Incluso un mes después, al rememorar los días que siguieron, Hermione se daba cuenta de que se acordaba de muy pocas cosas. Era como si hubiera pasado demasiado, sin contar volver a revivir toda la tenebrosa experiencia mientras le relataba su historia a Dumbledore, Las recapitulaciones que hacía resultaban muy dolorosas. Lo peor fue, tal vez, el encuentro con los Diggory que tuvo lugar a la mañana siguiente.

No los culparon de lo ocurrido.

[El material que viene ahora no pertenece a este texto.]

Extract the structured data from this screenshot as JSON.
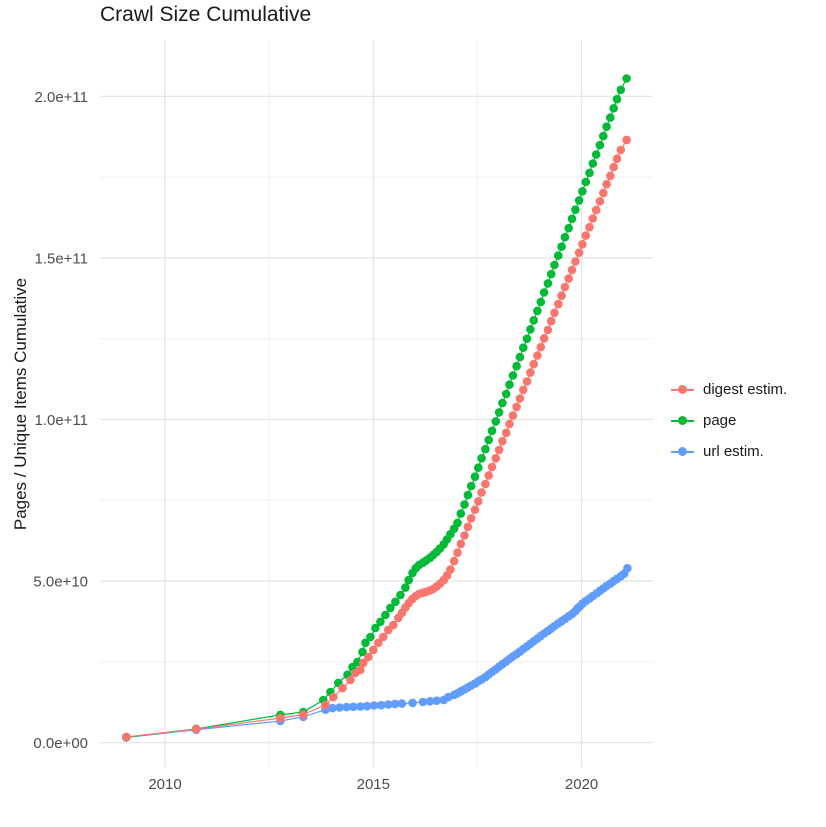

Por el contrario, ambos le agradecieron que les hubiera llevado el cuerpo de su hijo. Durante toda la conversación, el señor Diggory no dejó de sollozar. La pena de la señora Diggory era mayor de la que se puede expresar llorando.

—Sufrió muy poco, entonces —musitó ella, cuando Harry y Hermione le explicaron cómo había muerto—. Y, al fin y al cabo, Amos... murió justo después de ganar el Torneo. Tuvo que sentirse feliz.

Al levantarse, ella miró a Hermione y le dijo:

—Ahora cuídate tú.

Hermione cogió la bolsa de oro de la mesita.

—Tomen esto —le dijo a la señora Diggory—. Tendría que haber sido para Cedric: llegó el primero...

Pero ella lo rechazó. —No, es tuyo. Nosotros no podríamos... Quédate con él.

Hermione y Harry volvieron a la torre de Gryffindor a la noche siguiente. Por lo que le dijo Ron, aquella mañana, durante el desayuno, Dumbledore se había dirigido a todo el colegio. Simplemente les había pedido que dejaran a ambos tranquilos, que nadie les hiciera preguntas ni los forzara a contar la historia de lo ocurrido en el laberinto. Ellos notaron que la mayor parte de sus compañeros se apartaban al cruzarse con ambos por los corredores, y que evitaban su mirada. Al pasar, algunos cuchicheaban tapándose la boca con la mano. Le pareció que muchos habían dado crédito a los diversos artículos de Rita Skeeter. Tal vez formularan sus propias teorías sobre la manera en que Cedric había muerto. Hermione se dio cuenta de que no le preocupaba demasiado. Disfrutaba hablando de otras cosas con Ron y Harry que al igual que ella le restaba importancia a los susurros, o cuándo los veía jugaban al ajedrez en silencio. Sentía que habían alcanzado tal grado de entendimiento que no necesitaban poner determinadas cosas en palabras: que los tres esperaban alguna señal, alguna noticia de lo que ocurría fuera de Hogwarts, y que no valía la pena especular sobre ello mientras no supieran nada con seguridad. La única vez que mencionaron el tema fue cuando Ron le habló a Harry del encuentro entre su madre y Dumbledore, antes de volver a su casa.

—Fue a preguntarle si podían venir directamente con nosotros este verano —dijo—. Pero él quiere que vuelvas con los Dursley, por lo menos al principio y tú Hermione con tus padres.

—¿Por qué? —preguntó Harry y Hermione asintió de acuerdo a la pregunta.

—Mi madre ha dicho que Dumbledore tiene sus motivos —explicó Ron, moviendo la cabeza—. Supongo que tenemos que confiar en él, ¿no?

Como ya no había profesor de Defensa Contra las Artes Oscuras, tenían aquella hora libre Harry les pidió que lo acompañaran a ver a Hagrid. Era un día luminoso. Cuando se acercaron, Fang salió de un salto por la puerta abierta, ladrando y meneando la cola sin parar.

—¿Quién es? —dijo Hagrid, dirigiéndose a la puerta—. ¡Harry! ¡Hermione!

Salió a su encuentro a zancadas, aprisionó a Harry con un solo brazo, y con la otra a Hermione dijo:

—Me alegro de verlos.

Al entrar en la cabaña, vieron delante de la chimenea, sobre la mesa de madera, dos platos con sendas tazas del tamaño de calderos.